The NRMA analysis also confirmed long-held fears that longer price cycle left motorists more exposed to higher prices. Since January 2019 prices across 51 price cycles fell by only 1.0 cents per litre per day yet rose at more than twice the daily rate at 2.3 cents per litre.
It took the average price cycle in Sydney 26 days to fall from the top to the bottom of the cycle, yet would race to the top of the cycle from the bottom in only 12 days.
Longer price cycles in Sydney, Brisbane and Melbourne have been a major contributing factor to Australia’s largest cities being among the most expensive:
Yearly average gross margins for regular unleaded fuel by capital cities - cents per litre
Adelaide | Brisbane | Melbourne | Perth | Sydney | Canberra | Darwin | Hobart | |
2020 | 14.0 | 19.4 | 19.9 | 13.7 | 17.2 | 19.7 | 11.4 | 18.9 |
2021 | 8.9 | 17.5 | 16.7 | 12.1 | 16.9 | 15.2 | 7.5 | 11.6 |
2022 | 8.4 | 14.9 | 16.4 | 11.5 | 13.9 | 20.1 | 16.7 | 15.7 |
2023 | 11.0 | 18.6 | 18.1 | 10.2 | 16.9 | 18.8 | 8.9 | 10.4 |
2024 ytd | 12.5 | 23.0 | 20.0 | 8.6 | 19.0 | 27.0 | 8.0 | 9.1 |
Note: Canberra gross margin - based on Sydney Average Terminal Gate Price
NRMA spokesperson Peter Khoury said the fact that Brisbane margins in 2024 were almost three times higher than Perth’s and Sydney’s more than double highlighted the additional cost of living pressure felt by motorists in Australia’s largest capital cities.
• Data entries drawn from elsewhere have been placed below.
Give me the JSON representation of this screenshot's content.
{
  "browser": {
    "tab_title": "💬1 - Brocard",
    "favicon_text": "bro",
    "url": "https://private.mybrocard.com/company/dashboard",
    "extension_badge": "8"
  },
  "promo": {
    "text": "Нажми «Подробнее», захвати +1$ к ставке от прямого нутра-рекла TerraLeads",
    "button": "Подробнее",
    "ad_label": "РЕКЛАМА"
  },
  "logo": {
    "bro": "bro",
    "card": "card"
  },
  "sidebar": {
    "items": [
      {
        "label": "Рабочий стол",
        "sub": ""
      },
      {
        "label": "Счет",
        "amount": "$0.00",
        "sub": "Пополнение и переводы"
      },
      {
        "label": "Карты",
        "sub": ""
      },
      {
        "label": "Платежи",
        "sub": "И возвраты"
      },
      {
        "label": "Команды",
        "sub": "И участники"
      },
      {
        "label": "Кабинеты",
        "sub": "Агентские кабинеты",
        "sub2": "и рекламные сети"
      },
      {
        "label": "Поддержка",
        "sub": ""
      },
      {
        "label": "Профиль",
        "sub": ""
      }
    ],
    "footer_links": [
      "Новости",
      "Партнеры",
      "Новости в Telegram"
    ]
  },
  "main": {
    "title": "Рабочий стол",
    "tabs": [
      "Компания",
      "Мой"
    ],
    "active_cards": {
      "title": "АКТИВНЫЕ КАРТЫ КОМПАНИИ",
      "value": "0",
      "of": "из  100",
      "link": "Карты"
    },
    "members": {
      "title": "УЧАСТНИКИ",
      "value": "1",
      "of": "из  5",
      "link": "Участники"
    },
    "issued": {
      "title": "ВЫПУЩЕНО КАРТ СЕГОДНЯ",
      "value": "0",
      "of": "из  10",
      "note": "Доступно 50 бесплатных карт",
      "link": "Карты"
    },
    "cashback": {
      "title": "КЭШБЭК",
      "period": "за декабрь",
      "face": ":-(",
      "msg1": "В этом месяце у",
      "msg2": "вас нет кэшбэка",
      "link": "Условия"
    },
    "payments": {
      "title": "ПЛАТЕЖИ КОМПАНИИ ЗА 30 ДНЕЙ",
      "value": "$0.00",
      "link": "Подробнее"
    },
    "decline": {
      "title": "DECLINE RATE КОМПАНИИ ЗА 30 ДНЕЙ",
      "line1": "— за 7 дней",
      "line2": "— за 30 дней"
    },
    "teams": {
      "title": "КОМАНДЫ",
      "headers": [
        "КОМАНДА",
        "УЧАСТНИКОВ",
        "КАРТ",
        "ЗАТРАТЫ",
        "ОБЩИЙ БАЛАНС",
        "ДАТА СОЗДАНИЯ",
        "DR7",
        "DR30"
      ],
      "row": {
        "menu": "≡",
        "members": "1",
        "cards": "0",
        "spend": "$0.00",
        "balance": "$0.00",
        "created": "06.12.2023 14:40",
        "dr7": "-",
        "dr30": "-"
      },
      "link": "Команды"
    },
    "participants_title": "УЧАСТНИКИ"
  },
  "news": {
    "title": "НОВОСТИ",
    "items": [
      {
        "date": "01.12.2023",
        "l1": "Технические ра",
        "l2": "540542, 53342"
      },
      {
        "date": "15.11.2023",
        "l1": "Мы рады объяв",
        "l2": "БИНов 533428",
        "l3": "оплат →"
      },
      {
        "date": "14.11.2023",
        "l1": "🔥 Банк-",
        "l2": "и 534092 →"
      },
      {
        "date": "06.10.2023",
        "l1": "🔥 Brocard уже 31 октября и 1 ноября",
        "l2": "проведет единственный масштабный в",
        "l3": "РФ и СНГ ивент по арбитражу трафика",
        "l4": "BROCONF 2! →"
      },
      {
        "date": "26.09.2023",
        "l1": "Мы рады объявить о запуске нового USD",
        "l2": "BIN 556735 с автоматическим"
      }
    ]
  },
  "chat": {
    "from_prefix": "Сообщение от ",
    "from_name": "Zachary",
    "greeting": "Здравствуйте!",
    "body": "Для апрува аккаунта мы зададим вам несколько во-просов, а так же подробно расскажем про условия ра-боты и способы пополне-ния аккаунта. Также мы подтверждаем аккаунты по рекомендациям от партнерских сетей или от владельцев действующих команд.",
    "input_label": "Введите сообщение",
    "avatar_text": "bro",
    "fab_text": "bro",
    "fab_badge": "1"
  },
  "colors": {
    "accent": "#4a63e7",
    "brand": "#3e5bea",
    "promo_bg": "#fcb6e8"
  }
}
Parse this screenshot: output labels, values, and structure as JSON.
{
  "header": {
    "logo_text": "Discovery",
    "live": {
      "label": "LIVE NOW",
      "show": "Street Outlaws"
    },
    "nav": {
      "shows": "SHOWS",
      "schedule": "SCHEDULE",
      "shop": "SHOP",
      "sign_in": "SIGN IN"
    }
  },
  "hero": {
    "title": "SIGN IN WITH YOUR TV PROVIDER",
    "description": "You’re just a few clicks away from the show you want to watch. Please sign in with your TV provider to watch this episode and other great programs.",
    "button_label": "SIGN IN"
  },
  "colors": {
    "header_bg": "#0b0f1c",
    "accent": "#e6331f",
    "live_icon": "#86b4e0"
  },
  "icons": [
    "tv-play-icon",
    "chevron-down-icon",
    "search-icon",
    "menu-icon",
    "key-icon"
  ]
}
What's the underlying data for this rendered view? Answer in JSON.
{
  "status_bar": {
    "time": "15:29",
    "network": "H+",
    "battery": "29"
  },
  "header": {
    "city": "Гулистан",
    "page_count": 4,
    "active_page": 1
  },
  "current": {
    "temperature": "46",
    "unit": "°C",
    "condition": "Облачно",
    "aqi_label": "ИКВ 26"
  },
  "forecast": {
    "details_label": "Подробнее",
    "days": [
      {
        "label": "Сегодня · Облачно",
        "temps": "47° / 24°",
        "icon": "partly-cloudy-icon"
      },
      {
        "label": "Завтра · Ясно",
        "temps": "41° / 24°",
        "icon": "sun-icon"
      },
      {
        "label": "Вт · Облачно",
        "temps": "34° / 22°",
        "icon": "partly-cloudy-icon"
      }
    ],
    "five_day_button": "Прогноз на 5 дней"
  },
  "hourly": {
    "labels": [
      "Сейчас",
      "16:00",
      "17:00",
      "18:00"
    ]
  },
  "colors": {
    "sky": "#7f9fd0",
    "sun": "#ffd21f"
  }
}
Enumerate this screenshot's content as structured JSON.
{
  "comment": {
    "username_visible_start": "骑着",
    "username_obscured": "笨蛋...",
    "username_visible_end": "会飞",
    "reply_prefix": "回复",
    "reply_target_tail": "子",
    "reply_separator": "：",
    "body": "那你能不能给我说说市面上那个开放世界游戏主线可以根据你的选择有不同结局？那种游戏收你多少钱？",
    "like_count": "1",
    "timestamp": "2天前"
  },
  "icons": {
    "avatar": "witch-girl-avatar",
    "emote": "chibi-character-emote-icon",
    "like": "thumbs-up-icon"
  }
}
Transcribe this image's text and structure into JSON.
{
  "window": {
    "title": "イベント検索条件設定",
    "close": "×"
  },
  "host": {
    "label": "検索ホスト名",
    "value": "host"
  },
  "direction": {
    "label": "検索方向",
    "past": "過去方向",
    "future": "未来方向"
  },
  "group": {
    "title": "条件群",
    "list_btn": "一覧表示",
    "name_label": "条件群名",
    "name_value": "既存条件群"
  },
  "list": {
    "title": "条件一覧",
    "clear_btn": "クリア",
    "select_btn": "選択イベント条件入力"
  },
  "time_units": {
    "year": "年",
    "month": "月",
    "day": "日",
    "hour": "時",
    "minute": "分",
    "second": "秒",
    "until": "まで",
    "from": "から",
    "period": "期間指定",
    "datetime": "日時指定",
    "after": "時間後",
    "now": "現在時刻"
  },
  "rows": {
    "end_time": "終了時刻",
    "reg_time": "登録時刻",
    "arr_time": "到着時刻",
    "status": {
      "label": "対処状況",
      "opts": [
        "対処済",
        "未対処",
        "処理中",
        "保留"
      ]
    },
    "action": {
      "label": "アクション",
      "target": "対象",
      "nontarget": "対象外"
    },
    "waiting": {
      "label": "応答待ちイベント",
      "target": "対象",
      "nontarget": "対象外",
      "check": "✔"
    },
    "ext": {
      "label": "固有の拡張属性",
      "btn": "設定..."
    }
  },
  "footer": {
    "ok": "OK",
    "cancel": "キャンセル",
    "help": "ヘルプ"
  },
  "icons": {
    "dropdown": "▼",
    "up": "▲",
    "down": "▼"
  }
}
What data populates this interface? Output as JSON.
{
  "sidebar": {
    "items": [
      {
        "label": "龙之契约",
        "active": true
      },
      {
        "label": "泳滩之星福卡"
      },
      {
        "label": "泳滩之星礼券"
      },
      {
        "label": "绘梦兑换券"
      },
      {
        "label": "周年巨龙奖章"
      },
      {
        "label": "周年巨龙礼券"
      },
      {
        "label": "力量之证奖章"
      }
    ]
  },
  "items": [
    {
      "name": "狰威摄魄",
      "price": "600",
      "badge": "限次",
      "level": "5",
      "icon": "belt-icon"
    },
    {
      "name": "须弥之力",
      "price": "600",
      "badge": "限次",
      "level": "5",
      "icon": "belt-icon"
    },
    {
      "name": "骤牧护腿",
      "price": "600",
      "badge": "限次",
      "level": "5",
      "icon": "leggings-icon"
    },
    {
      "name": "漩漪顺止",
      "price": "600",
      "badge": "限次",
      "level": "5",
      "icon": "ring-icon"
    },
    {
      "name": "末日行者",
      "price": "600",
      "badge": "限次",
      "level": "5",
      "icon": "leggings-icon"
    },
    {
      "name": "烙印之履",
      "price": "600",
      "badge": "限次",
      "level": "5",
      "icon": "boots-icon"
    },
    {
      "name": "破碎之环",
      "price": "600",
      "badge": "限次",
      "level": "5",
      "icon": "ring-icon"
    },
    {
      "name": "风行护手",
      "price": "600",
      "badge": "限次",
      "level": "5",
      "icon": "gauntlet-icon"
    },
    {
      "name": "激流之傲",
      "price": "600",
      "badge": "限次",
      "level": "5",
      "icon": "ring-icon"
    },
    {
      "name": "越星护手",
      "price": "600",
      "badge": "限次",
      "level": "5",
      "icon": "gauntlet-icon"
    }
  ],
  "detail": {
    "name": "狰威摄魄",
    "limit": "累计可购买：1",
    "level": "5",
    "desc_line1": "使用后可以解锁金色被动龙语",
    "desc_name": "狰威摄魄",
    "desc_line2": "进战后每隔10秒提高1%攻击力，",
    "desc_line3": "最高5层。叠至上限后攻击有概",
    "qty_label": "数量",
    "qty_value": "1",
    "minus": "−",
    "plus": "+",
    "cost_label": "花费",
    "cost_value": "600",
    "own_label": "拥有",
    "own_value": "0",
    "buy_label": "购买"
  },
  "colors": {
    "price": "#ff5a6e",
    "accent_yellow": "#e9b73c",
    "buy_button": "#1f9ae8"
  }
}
“From prices going up at more than twice the rate as they fall, to higher gross margins and prices not falling as far as they should at the bottom of the price cycles in our most populated cities - it is clear motorists are being let down by the chaotic nature of petrol prices,” Mr Khoury said.
“The NRMA has been concerned about families and businesses being over-exposed to higher petrol prices and the inflationary impact this has on our economy is clear. It doesn’t have to be this way.
“The NRMA has gone to great lengths to provide our Members and the community with the data and information they need to beat these increasingly unfair prices because we know it’s the only way to save and we will be expanding on this work in the coming months.”